Debbie’s home in Salford, Greater Manchester, was flooded on Boxing Day. She told Socialist Worker, “I was supposed to receive a phone call or text to warn if flooding was likely. But the first we knew was when the water starting coming through.
“Agencies talk about how much help they have given us. It’s all lies. I’ve lost everything – and every single agency let us down.”
Residents met with Salford’s mayor and other officials last week. They heard that the mayor knew of the flooding threat at 10.30am on Boxing Day. Debbie said she was “surprised nobody got hit” at the 160-strong meeting.
“Our house was flooded at about 4.30pm-5pm,” she said. “If I’d known it was coming I could have got a lot of stuff out of the way or upstairs.
“The police said they were knocking on doors but nobody came here. We could have been older and vulnerable, but nobody checked to see if we were ok. It’s been a total shambles.”
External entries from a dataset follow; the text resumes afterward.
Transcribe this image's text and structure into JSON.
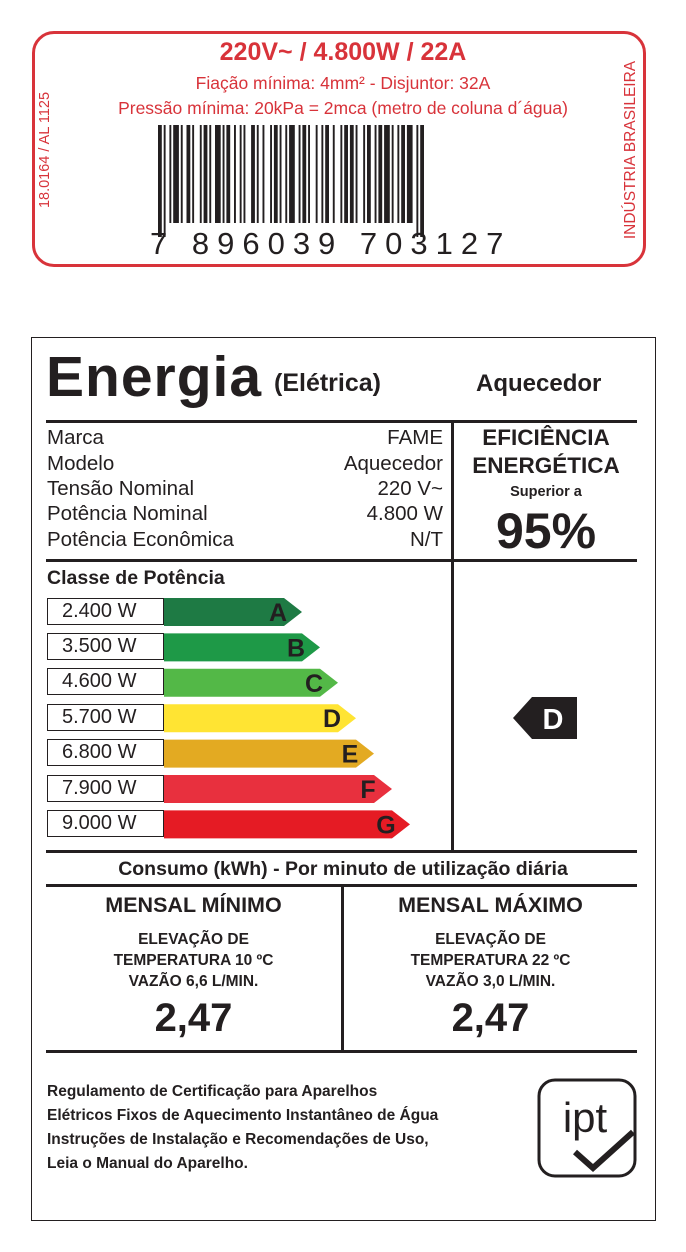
{
  "sticker": {
    "main_spec": "220V~  / 4.800W / 22A",
    "line1": "Fiação mínima: 4mm² - Disjuntor: 32A",
    "line2": "Pressão mínima: 20kPa = 2mca (metro de coluna d´água)",
    "side_left": "18.0164 / AL 1125",
    "side_right": "INDÚSTRIA BRASILEIRA",
    "barcode_digits": "7 896039 703127"
  },
  "header": {
    "title": "Energia",
    "subtitle": "(Elétrica)",
    "product": "Aquecedor"
  },
  "info": [
    {
      "label": "Marca",
      "value": "FAME"
    },
    {
      "label": "Modelo",
      "value": "Aquecedor"
    },
    {
      "label": "Tensão Nominal",
      "value": "220 V~"
    },
    {
      "label": "Potência Nominal",
      "value": "4.800 W"
    },
    {
      "label": "Potência Econômica",
      "value": "N/T"
    }
  ],
  "efficiency": {
    "title_line1": "EFICIÊNCIA",
    "title_line2": "ENERGÉTICA",
    "qualifier": "Superior a",
    "value": "95%"
  },
  "classes": {
    "title": "Classe de Potência",
    "rows": [
      {
        "power": "2.400 W",
        "letter": "A",
        "color": "#1e7a44"
      },
      {
        "power": "3.500 W",
        "letter": "B",
        "color": "#1e9947"
      },
      {
        "power": "4.600 W",
        "letter": "C",
        "color": "#53b847"
      },
      {
        "power": "5.700 W",
        "letter": "D",
        "color": "#ffe433"
      },
      {
        "power": "6.800 W",
        "letter": "E",
        "color": "#e3aa22"
      },
      {
        "power": "7.900 W",
        "letter": "F",
        "color": "#e8303e"
      },
      {
        "power": "9.000 W",
        "letter": "G",
        "color": "#e51b24"
      }
    ],
    "rating": "D"
  },
  "consumo": {
    "title": "Consumo (kWh) - Por minuto de utilização diária",
    "min": {
      "title": "MENSAL MÍNIMO",
      "line1": "ELEVAÇÃO DE",
      "line2": "TEMPERATURA 10 ºC",
      "line3": "VAZÃO 6,6 L/MIN.",
      "value": "2,47"
    },
    "max": {
      "title": "MENSAL MÁXIMO",
      "line1": "ELEVAÇÃO DE",
      "line2": "TEMPERATURA 22 ºC",
      "line3": "VAZÃO 3,0 L/MIN.",
      "value": "2,47"
    }
  },
  "footer": {
    "line1": "Regulamento de Certificação para Aparelhos",
    "line2": "Elétricos Fixos de Aquecimento Instantâneo de Água",
    "line3": "Instruções de Instalação e Recomendações de Uso,",
    "line4": "Leia o Manual do Aparelho.",
    "logo_text": "ipt"
  }
}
Flood victims’ lives are still in chaos over a month after the flooding. “We can’t live downstairs because of the state it’s in,” said Debbie. “So we’re just in the bedroom.
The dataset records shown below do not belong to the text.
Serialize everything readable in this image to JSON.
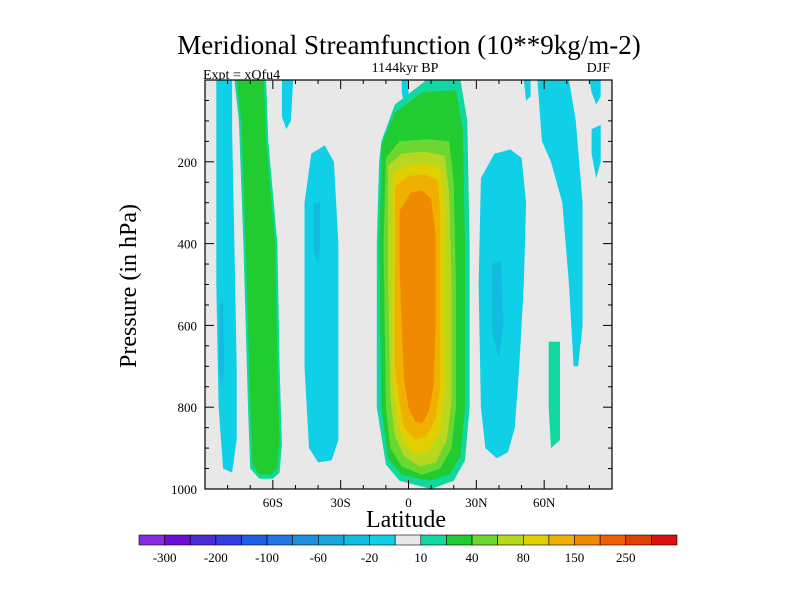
{
  "chart_data": {
    "type": "contour",
    "title": "Meridional Streamfunction (10**9kg/m-2)",
    "subtitle": "1144kyr BP",
    "left_label": "Expt = xQfu4",
    "right_label": "DJF",
    "xlabel": "Latitude",
    "ylabel": "Pressure (in hPa)",
    "xlim": [
      -90,
      90
    ],
    "ylim": [
      0,
      1000
    ],
    "y_inverted": true,
    "x_ticks": [
      {
        "value": -60,
        "label": "60S"
      },
      {
        "value": -30,
        "label": "30S"
      },
      {
        "value": 0,
        "label": "0"
      },
      {
        "value": 30,
        "label": "30N"
      },
      {
        "value": 60,
        "label": "60N"
      }
    ],
    "y_ticks": [
      {
        "value": 200,
        "label": "200"
      },
      {
        "value": 400,
        "label": "400"
      },
      {
        "value": 600,
        "label": "600"
      },
      {
        "value": 800,
        "label": "800"
      },
      {
        "value": 1000,
        "label": "1000"
      }
    ],
    "levels": [
      -300,
      -250,
      -200,
      -150,
      -100,
      -80,
      -60,
      -40,
      -20,
      -10,
      10,
      20,
      40,
      60,
      80,
      100,
      150,
      200,
      250,
      300
    ],
    "colorbar_labels": [
      "-300",
      "-200",
      "-100",
      "-60",
      "-20",
      "10",
      "40",
      "80",
      "150",
      "250"
    ],
    "colors": [
      "#8a2be2",
      "#6a0ddb",
      "#4b2ad8",
      "#3040e0",
      "#1f5fe8",
      "#1f78e6",
      "#1e90e0",
      "#17a6e0",
      "#12bce0",
      "#10d0e8",
      "#e8e8e8",
      "#10d8a0",
      "#20cc30",
      "#6ad830",
      "#b8d820",
      "#e0d000",
      "#f0b000",
      "#f08a00",
      "#f06000",
      "#e04000",
      "#e01010"
    ],
    "background_color": "#e8e8e8",
    "regions": [
      {
        "name": "sh-polar-cell",
        "level": -20,
        "pts": [
          [
            -85,
            0
          ],
          [
            -78,
            0
          ],
          [
            -78,
            120
          ],
          [
            -77,
            400
          ],
          [
            -76,
            700
          ],
          [
            -76,
            880
          ],
          [
            -78,
            960
          ],
          [
            -82,
            950
          ],
          [
            -84,
            800
          ],
          [
            -85,
            500
          ]
        ]
      },
      {
        "name": "sh-polar-cell-core",
        "level": -40,
        "pts": [
          [
            -83.5,
            550
          ],
          [
            -82,
            540
          ],
          [
            -81.5,
            700
          ],
          [
            -82.5,
            760
          ],
          [
            -83.8,
            700
          ]
        ]
      },
      {
        "name": "sh-ferrel-outer",
        "level": 10,
        "pts": [
          [
            -77,
            0
          ],
          [
            -63,
            0
          ],
          [
            -62,
            150
          ],
          [
            -58,
            400
          ],
          [
            -57,
            700
          ],
          [
            -56,
            890
          ],
          [
            -57,
            960
          ],
          [
            -60,
            975
          ],
          [
            -66,
            975
          ],
          [
            -70,
            950
          ],
          [
            -71,
            800
          ],
          [
            -73,
            400
          ],
          [
            -75,
            100
          ]
        ]
      },
      {
        "name": "sh-ferrel-cell",
        "level": 20,
        "pts": [
          [
            -76,
            0
          ],
          [
            -64,
            0
          ],
          [
            -63,
            150
          ],
          [
            -59,
            400
          ],
          [
            -58,
            700
          ],
          [
            -57,
            880
          ],
          [
            -58,
            950
          ],
          [
            -61,
            965
          ],
          [
            -66,
            965
          ],
          [
            -69,
            940
          ],
          [
            -70,
            800
          ],
          [
            -72,
            400
          ],
          [
            -74,
            100
          ]
        ]
      },
      {
        "name": "sh-cell-upper-blob",
        "level": -20,
        "pts": [
          [
            -56,
            0
          ],
          [
            -51,
            0
          ],
          [
            -52,
            100
          ],
          [
            -54,
            120
          ],
          [
            -56,
            90
          ]
        ]
      },
      {
        "name": "sh-strong-cell",
        "level": -20,
        "pts": [
          [
            -43,
            180
          ],
          [
            -37,
            160
          ],
          [
            -33,
            200
          ],
          [
            -31,
            400
          ],
          [
            -31,
            700
          ],
          [
            -31,
            880
          ],
          [
            -34,
            930
          ],
          [
            -40,
            935
          ],
          [
            -44,
            900
          ],
          [
            -46,
            700
          ],
          [
            -46,
            300
          ]
        ]
      },
      {
        "name": "sh-strong-cell-core",
        "level": -40,
        "pts": [
          [
            -42,
            300
          ],
          [
            -39,
            300
          ],
          [
            -39,
            400
          ],
          [
            -40,
            450
          ],
          [
            -42,
            420
          ]
        ]
      },
      {
        "name": "upper-blob-a",
        "level": -20,
        "pts": [
          [
            -3,
            0
          ],
          [
            0,
            0
          ],
          [
            0,
            40
          ],
          [
            -2,
            60
          ],
          [
            -3,
            30
          ]
        ]
      },
      {
        "name": "upper-blob-b",
        "level": -20,
        "pts": [
          [
            7,
            0
          ],
          [
            10,
            0
          ],
          [
            10,
            30
          ],
          [
            8,
            40
          ]
        ]
      },
      {
        "name": "hadley-10",
        "level": 10,
        "pts": [
          [
            -12,
            150
          ],
          [
            -6,
            60
          ],
          [
            8,
            0
          ],
          [
            23,
            0
          ],
          [
            26,
            100
          ],
          [
            27,
            400
          ],
          [
            27,
            800
          ],
          [
            25,
            930
          ],
          [
            20,
            980
          ],
          [
            10,
            1000
          ],
          [
            -4,
            980
          ],
          [
            -10,
            940
          ],
          [
            -14,
            800
          ],
          [
            -14,
            400
          ],
          [
            -13,
            200
          ]
        ]
      },
      {
        "name": "hadley-20",
        "level": 20,
        "pts": [
          [
            -12,
            160
          ],
          [
            -6,
            80
          ],
          [
            6,
            30
          ],
          [
            21,
            25
          ],
          [
            24,
            120
          ],
          [
            25,
            400
          ],
          [
            25,
            800
          ],
          [
            23,
            920
          ],
          [
            18,
            965
          ],
          [
            9,
            980
          ],
          [
            -3,
            965
          ],
          [
            -9,
            925
          ],
          [
            -12,
            800
          ],
          [
            -13,
            400
          ],
          [
            -12,
            220
          ]
        ]
      },
      {
        "name": "hadley-40",
        "level": 40,
        "pts": [
          [
            -10,
            190
          ],
          [
            -4,
            150
          ],
          [
            8,
            145
          ],
          [
            18,
            150
          ],
          [
            20,
            250
          ],
          [
            21,
            500
          ],
          [
            21,
            800
          ],
          [
            19,
            900
          ],
          [
            14,
            950
          ],
          [
            6,
            965
          ],
          [
            -3,
            945
          ],
          [
            -8,
            900
          ],
          [
            -10,
            800
          ],
          [
            -11,
            400
          ]
        ]
      },
      {
        "name": "hadley-60",
        "level": 60,
        "pts": [
          [
            -9,
            210
          ],
          [
            -3,
            180
          ],
          [
            7,
            175
          ],
          [
            16,
            185
          ],
          [
            18,
            280
          ],
          [
            19,
            500
          ],
          [
            19,
            790
          ],
          [
            17,
            880
          ],
          [
            12,
            935
          ],
          [
            5,
            945
          ],
          [
            -2,
            920
          ],
          [
            -6,
            870
          ],
          [
            -8,
            780
          ],
          [
            -9,
            500
          ]
        ]
      },
      {
        "name": "hadley-80",
        "level": 80,
        "pts": [
          [
            -7,
            230
          ],
          [
            -1,
            210
          ],
          [
            7,
            205
          ],
          [
            14,
            215
          ],
          [
            16,
            300
          ],
          [
            16,
            500
          ],
          [
            16,
            770
          ],
          [
            14,
            860
          ],
          [
            9,
            905
          ],
          [
            3,
            915
          ],
          [
            -2,
            890
          ],
          [
            -5,
            830
          ],
          [
            -7,
            740
          ],
          [
            -7,
            500
          ]
        ]
      },
      {
        "name": "hadley-100",
        "level": 100,
        "pts": [
          [
            -6,
            260
          ],
          [
            0,
            235
          ],
          [
            7,
            230
          ],
          [
            13,
            245
          ],
          [
            14,
            320
          ],
          [
            14,
            500
          ],
          [
            14,
            750
          ],
          [
            12,
            830
          ],
          [
            8,
            870
          ],
          [
            3,
            880
          ],
          [
            -2,
            850
          ],
          [
            -4,
            790
          ],
          [
            -6,
            700
          ],
          [
            -6,
            500
          ]
        ]
      },
      {
        "name": "hadley-150",
        "level": 150,
        "pts": [
          [
            -4,
            320
          ],
          [
            1,
            275
          ],
          [
            6,
            270
          ],
          [
            10,
            290
          ],
          [
            12,
            380
          ],
          [
            12,
            600
          ],
          [
            11,
            750
          ],
          [
            9,
            810
          ],
          [
            6,
            840
          ],
          [
            3,
            835
          ],
          [
            0,
            800
          ],
          [
            -2,
            730
          ],
          [
            -3,
            600
          ],
          [
            -4,
            450
          ]
        ]
      },
      {
        "name": "nh-cell",
        "level": -20,
        "pts": [
          [
            32,
            240
          ],
          [
            38,
            180
          ],
          [
            45,
            170
          ],
          [
            50,
            190
          ],
          [
            52,
            300
          ],
          [
            51,
            500
          ],
          [
            49,
            700
          ],
          [
            47,
            850
          ],
          [
            44,
            910
          ],
          [
            39,
            925
          ],
          [
            34,
            900
          ],
          [
            32,
            800
          ],
          [
            31,
            500
          ]
        ]
      },
      {
        "name": "nh-cell-core",
        "level": -40,
        "pts": [
          [
            37,
            450
          ],
          [
            41,
            440
          ],
          [
            42,
            600
          ],
          [
            40,
            680
          ],
          [
            37,
            620
          ]
        ]
      },
      {
        "name": "nh-polar-cell",
        "level": -20,
        "pts": [
          [
            57,
            0
          ],
          [
            71,
            0
          ],
          [
            74,
            100
          ],
          [
            77,
            300
          ],
          [
            77,
            600
          ],
          [
            75,
            700
          ],
          [
            73,
            700
          ],
          [
            71,
            500
          ],
          [
            68,
            300
          ],
          [
            63,
            200
          ],
          [
            59,
            150
          ]
        ]
      },
      {
        "name": "nh-blob-a",
        "level": -20,
        "pts": [
          [
            80,
            0
          ],
          [
            85,
            0
          ],
          [
            85,
            40
          ],
          [
            83,
            60
          ],
          [
            81,
            30
          ]
        ]
      },
      {
        "name": "nh-blob-b",
        "level": -20,
        "pts": [
          [
            81,
            120
          ],
          [
            85,
            110
          ],
          [
            85,
            200
          ],
          [
            83,
            240
          ],
          [
            81,
            180
          ]
        ]
      },
      {
        "name": "nh-blob-c",
        "level": -20,
        "pts": [
          [
            51,
            0
          ],
          [
            54,
            0
          ],
          [
            54,
            40
          ],
          [
            52,
            50
          ]
        ]
      },
      {
        "name": "nh-polar-direct",
        "level": 10,
        "pts": [
          [
            62,
            640
          ],
          [
            67,
            640
          ],
          [
            67,
            880
          ],
          [
            63,
            900
          ],
          [
            62,
            800
          ]
        ]
      }
    ]
  }
}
“On our estate a lot of people are old. They used to live downstairs in their homes because they found it hard to get upstairs. They are devastated.”
David Cameron appeared in Lancashire wearing wellies yesterday, Thursday, promising to help people affected by floods. But many people are furious at the government.
As Cameron carried out his PR stunt, some 500 pairs of wellies appeared outside the Houses of Parliament containing messages from flood victims. Greenpeace, which staged the event, has found that two thirds of people thought the government had handled the flooding very or fairly badly.
In many areas it is ordinary people who have organised to support victims. Richard Francis set up The Big Cumbrian Christmas Day get together to make sure those affected by floods had a decent Christmas.
Richard told Socialist Worker, “Never in a million years did I dream it would get so big. Come Christmas day we had seven different venues across Cumbria and around 5-6,000 presents.
“We had such an abundance of food that we decided to run a hamper services. Hundreds of volunteers have helped in different ways across the county and we reached several hundred flood victims on the day.”
Debbie said the government should “give more money to help flood victims”. She added, “You’re made to feel like you’re begging by asking for compensation or any help.”
And she said many of those affected are ignored because they aren’t seen as worth helping. “I live on a council estate,” she said.
“People have lived here for 30 years or more and we all know each other. We like it here. But we’re not glamorous enough for the media or anyone else to come here and help us.